The teacher shoots me an exasperated look and scrambles to his feet. “You weren’t even wearing your safety goggles, young lady. If your lab partner hadn’t jumped in front of you, that explosion might have hit you in the face.”
“I—I’m sorry,” I repeat. God, this is so embarrassing. The entire class has gathered to stare at the foam disaster around us. Mike is nudging Grayson and laughing under his breath at me. And our teacher isn’t planning on making me feel any better about myself.
“Well, this was barely an experiment, people,” he announces. “But one student has already demonstrated what happens when you don’t follow instructions. Thank you, Rain.”
I hang my head and mouth a silent “sorry” to the class, hoping to coax a smile from Mr. Green and maybe a brief nod of forgiveness, but he turns his back to me and marches to the front of the room without another word. As the rest of the class slowly drifts over to their stations, I get up off the floor and walk over to Liam, who’s pulling paper towels from the dispenser on the wall.
“Thank you,” I say to him bashfully.
He stops what he’s doing and turns to stare at me. “For what?”
“Jumping in front of me,” I explain. “I would have been hurt if you hadn’t done that.”
He shrugs and goes back to gathering napkins. “That was just instinct. You were right in front of the flask. And you were too busy yelling at me to notice that it was erupting.”
“Yeah, I know. I’m really sorry about that too.”
My earlier anger feels pretty pale now, especially since he may have just saved me from a trip to the hospital. “Can we just forget about it and start again?”
“Forget about what? I have no idea why you were angry at me in the first place. What did I do?”
“Just leave it, okay? It feels kind of stupid.”
“Maybe to you. But I want to know what I did.”
It’s a chore carrying around this grudge already, and I’ve only had it for an hour. I try vainly to revive my feelings from the morning, try to refresh the righteous outrage I’d felt. But when I finally say the words, they come out like an apology, rather than an accusation. “In the hallway this morning, Marcus told me that you said—”

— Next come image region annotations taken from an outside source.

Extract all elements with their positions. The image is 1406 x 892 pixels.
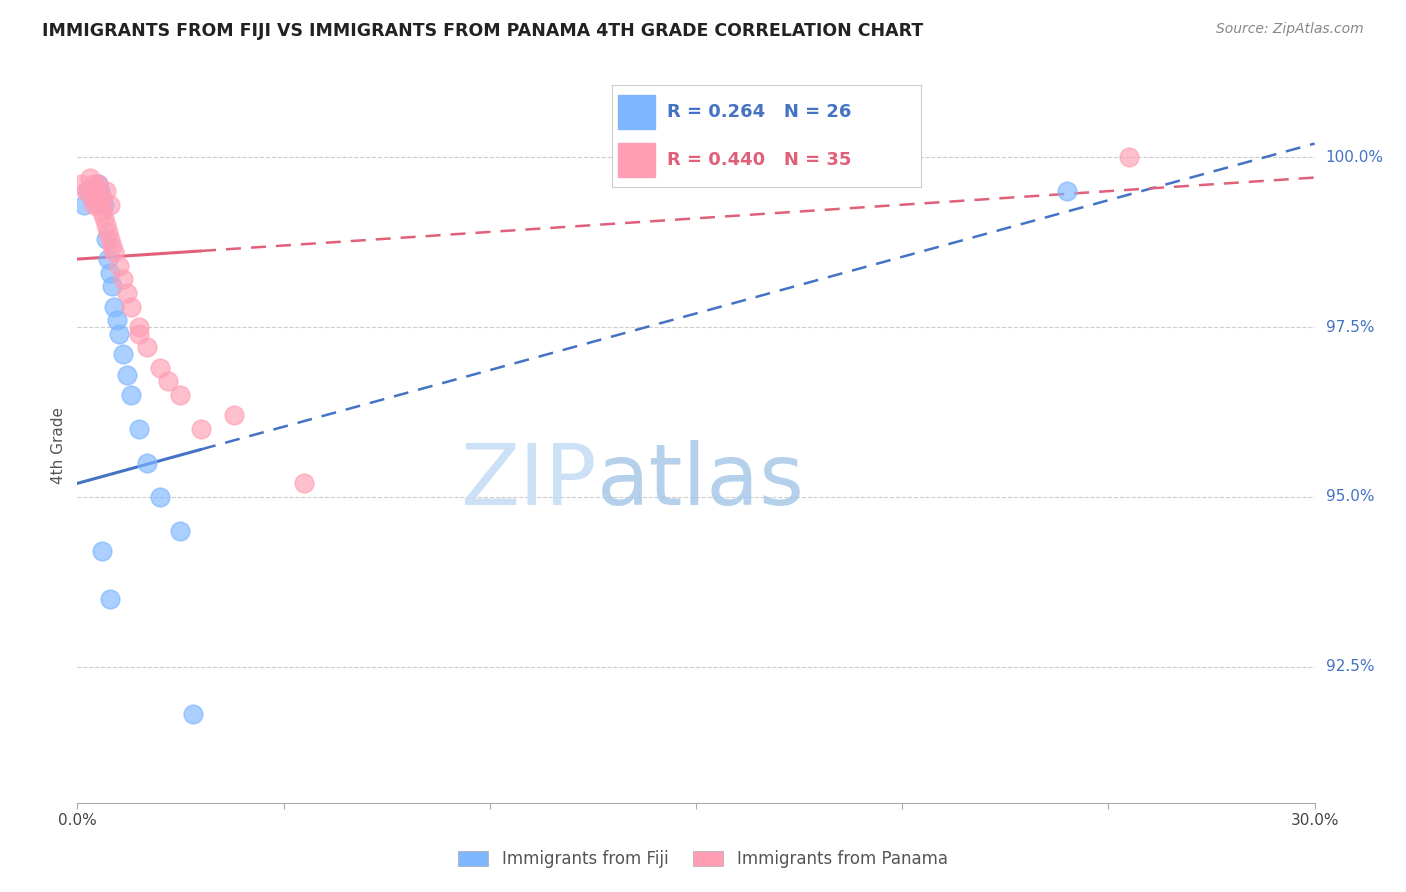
Text: R = 0.264   N = 26: R = 0.264 N = 26 [668,103,852,121]
Point [101,279,124,293]
Text: Source: ZipAtlas.com: Source: ZipAtlas.com [1216,22,1364,37]
Bar [617,95,655,128]
Point [87,178,110,192]
Point [80,191,103,205]
Point [93,198,115,212]
Point [136,456,159,470]
Text: IMMIGRANTS FROM FIJI VS IMMIGRANTS FROM PANAMA 4TH GRADE CORRELATION CHART: IMMIGRANTS FROM FIJI VS IMMIGRANTS FROM … [42,22,924,40]
Point [98,266,121,280]
Point [157,375,180,389]
Point [96,184,118,198]
Point [97,252,120,266]
Point [80,191,103,205]
Point [87,178,110,192]
Point [93,211,115,226]
Point [72,198,94,212]
Text: 92.5%: 92.5% [1326,659,1374,674]
Point [111,347,134,361]
Point [120,388,142,402]
Point [115,368,138,382]
Point [128,422,150,436]
Point [169,524,191,538]
Point [70,178,93,192]
Point [96,218,118,232]
Text: atlas: atlas [598,440,806,524]
Point [101,238,124,252]
Point [169,388,191,402]
Point [103,300,125,314]
Point [149,490,172,504]
Point [91,191,114,205]
Point [97,225,120,239]
Point [91,544,114,558]
Point [120,300,142,314]
Point [1056,184,1078,198]
Point [83,198,105,212]
Point [89,191,111,205]
Point [98,591,121,606]
Point [91,191,114,205]
Y-axis label: 4th Grade: 4th Grade [51,408,66,484]
Bar [617,144,655,177]
Point [222,409,245,423]
Point [1118,150,1140,164]
Point [83,178,105,192]
Text: 95.0%: 95.0% [1326,490,1374,505]
Point [136,341,159,355]
Point [79,184,101,198]
Point [87,198,110,212]
Text: ZIP: ZIP [461,440,598,524]
Text: 100.0%: 100.0% [1326,150,1384,165]
Point [79,170,101,185]
Point [190,422,212,436]
Point [84,184,107,198]
Point [98,198,121,212]
Point [107,259,129,273]
Legend: Immigrants from Fiji, Immigrants from Panama: Immigrants from Fiji, Immigrants from Pa… [451,844,955,875]
Point [107,326,129,341]
Point [128,326,150,341]
Text: R = 0.440   N = 35: R = 0.440 N = 35 [668,151,852,169]
Point [91,204,114,219]
Point [75,184,97,198]
Point [98,232,121,246]
Point [105,313,128,327]
Point [181,707,204,722]
Text: 97.5%: 97.5% [1326,319,1374,334]
Point [96,232,118,246]
Point [292,476,315,491]
Point [89,184,111,198]
Point [103,245,125,260]
Point [84,184,107,198]
Point [76,184,98,198]
Point [128,320,150,334]
Point [115,286,138,301]
Point [149,360,172,375]
Point [111,272,134,286]
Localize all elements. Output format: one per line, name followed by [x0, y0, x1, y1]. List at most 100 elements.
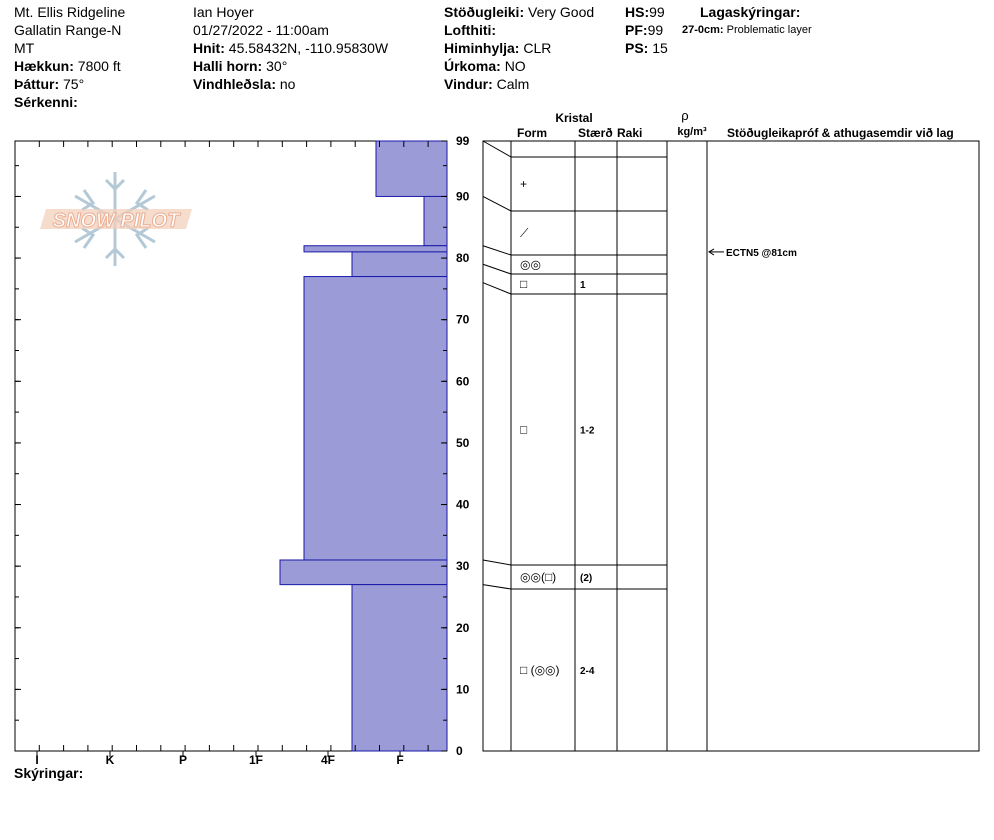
x-tick-label: F: [396, 753, 403, 767]
coordinates-value: 45.58432N, -110.95830W: [228, 40, 389, 56]
grain-table-frame: [482, 140, 980, 752]
elevation-row: Hækkun: 7800 ft: [14, 57, 121, 75]
crystal-column-title: Kristal: [555, 111, 592, 125]
hs-label: HS:: [625, 4, 650, 20]
hardness-bar: [351, 251, 448, 278]
slope-label: Halli horn:: [193, 58, 263, 74]
hardness-bar: [423, 195, 448, 247]
air-temp-row: Lofthiti:: [444, 21, 496, 39]
wind-loading-row: Vindhleðsla: no: [193, 75, 295, 93]
logo-banner: [40, 209, 192, 229]
grain-row-connector: [482, 282, 512, 295]
test-arrow-head: [708, 248, 715, 256]
grain-form-symbol: ◎◎: [520, 258, 541, 272]
grain-size-value: (2): [580, 573, 592, 584]
stability-tests: ECTN5 @81cm: [708, 248, 797, 259]
x-tick-label: I: [35, 753, 38, 767]
grain-form-symbol: ◎◎(□): [520, 570, 556, 584]
precip-label: Úrkoma:: [444, 58, 501, 74]
pf-label: PF:: [625, 22, 648, 38]
wind-loading-label: Vindhleðsla:: [193, 76, 276, 92]
grain-size-value: 2-4: [580, 666, 595, 677]
layer-note-range: 27-0cm:: [682, 24, 724, 36]
hardness-bar: [303, 245, 448, 253]
y-tick-label: 70: [456, 313, 470, 327]
density-symbol: ρ: [681, 108, 688, 123]
hardness-bar: [375, 140, 448, 197]
location-name: Mt. Ellis Ridgeline: [14, 4, 126, 20]
aspect-row: Þáttur: 75°: [14, 75, 84, 93]
layer-notes-title: Lagaskýringar:: [700, 4, 801, 20]
sky-label: Himinhylja:: [444, 40, 520, 56]
density-unit: kg/m³: [677, 126, 707, 138]
y-tick-label: 20: [456, 621, 470, 635]
hs-value: 99: [649, 4, 665, 20]
y-tick-label: 99: [456, 134, 470, 148]
x-tick-label: K: [106, 753, 115, 767]
precip-value: NO: [504, 58, 526, 74]
coordinates-label: Hnit:: [193, 40, 225, 56]
hardness-ticks: [14, 140, 447, 757]
ps-value: 15: [652, 40, 668, 56]
hardness-bar: [303, 276, 448, 561]
y-tick-label: 80: [456, 251, 470, 265]
observer-name: Ian Hoyer: [193, 4, 254, 20]
grain-rows: + ⟋ ◎◎ □ 1 □ 1-2 ◎◎(□) (2) □ (◎◎) 2-4: [482, 140, 667, 677]
elevation-label: Hækkun:: [14, 58, 74, 74]
x-tick-label: P: [179, 753, 187, 767]
grain-row-connector: [482, 245, 512, 256]
aspect-label: Þáttur:: [14, 76, 60, 92]
hs-row: HS:99: [625, 3, 665, 21]
layer-note-text: Problematic layer: [726, 24, 812, 36]
form-column-header: Form: [517, 126, 547, 140]
snowpilot-logo: SNOW PILOT: [40, 172, 192, 266]
hardness-axis-labels: I K P 1F 4F F: [35, 753, 403, 767]
grain-form-symbol: □ (◎◎): [520, 663, 560, 677]
wind-value: Calm: [496, 76, 530, 92]
x-tick-label: 1F: [249, 753, 263, 767]
grain-size-value: 1: [580, 280, 586, 291]
x-tick-label: 4F: [321, 753, 335, 767]
comments-column-header: Stöðugleikapróf & athugasemdir við lag: [727, 126, 954, 140]
y-tick-label: 50: [456, 436, 470, 450]
slope-row: Halli horn: 30°: [193, 57, 287, 75]
y-tick-label: 40: [456, 498, 470, 512]
grain-size-value: 1-2: [580, 426, 595, 437]
size-column-header: Stærð: [578, 126, 613, 140]
coordinates-row: Hnit: 45.58432N, -110.95830W: [193, 39, 388, 57]
specifics-label: Sérkenni:: [14, 94, 78, 110]
y-tick-label: 0: [456, 744, 463, 758]
layer-note: 27-0cm: Problematic layer: [682, 24, 812, 37]
grain-row-connector: [482, 140, 512, 158]
stability-value: Very Good: [528, 4, 595, 20]
moisture-column-header: Raki: [617, 126, 642, 140]
test-label: ECTN5 @81cm: [726, 248, 797, 259]
y-tick-label: 90: [456, 189, 470, 203]
ps-row: PS: 15: [625, 39, 668, 57]
grain-form-symbol: +: [520, 177, 527, 191]
grain-form-symbol: □: [520, 423, 527, 437]
pf-value: 99: [647, 22, 664, 38]
grain-form-symbol: □: [520, 277, 527, 291]
range-name: Gallatin Range-N: [14, 22, 122, 38]
wind-loading-value: no: [279, 76, 296, 92]
y-tick-label: 10: [456, 682, 470, 696]
legend-label: Skýringar:: [14, 765, 83, 781]
wind-row: Vindur: Calm: [444, 75, 529, 93]
grain-form-symbol: ⟋: [520, 226, 529, 240]
slope-value: 30°: [266, 58, 288, 74]
sky-row: Himinhylja: CLR: [444, 39, 551, 57]
depth-axis-labels: 0 10 20 30 40 50 60 70 80 90 99: [456, 134, 470, 758]
stability-row: Stöðugleiki: Very Good: [444, 3, 594, 21]
sky-value: CLR: [523, 40, 552, 56]
state-name: MT: [14, 40, 35, 56]
stability-label: Stöðugleiki:: [444, 4, 525, 20]
precip-row: Úrkoma: NO: [444, 57, 526, 75]
observation-datetime: 01/27/2022 - 11:00am: [193, 22, 329, 38]
grain-row-connector: [482, 263, 512, 275]
hardness-bars: [279, 140, 448, 752]
hardness-bar: [351, 584, 448, 752]
logo-text: SNOW PILOT: [53, 210, 181, 232]
grain-row-connector: [482, 196, 512, 212]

“Yeah?” He still looks blank.
“You don’t remember? You called Ethan—”
“I didn’t say anything about your brother,” he protests. “I actually thought the way you told off Mike was pretty awesome…if a little pointless.”
“Pointless?”
“Well, you’re never going to get people like Mike to change.”
His meaning hits me like a lightning bolt. “Oh, god. You called Mike a retard, not—”
“Yeah. What did you think?” His face falls suddenly, and he shakes his head. “Oh. Oh.”
“Yeah, I’m an idiot.” I want to hide my face; my cheeks feel like they’re on fire. Why hadn’t I guessed that earlier?
He laughs at my remorseful expression. “No, it’s fine. I probably shouldn’t have used that word, even to describe Mike. I get why you were upset.”
“Well, I should have at least given you the benefit of the doubt.”
He brushes the last puffs of foam from his shoulders. “It’s okay. It’s not like you know me or anything.”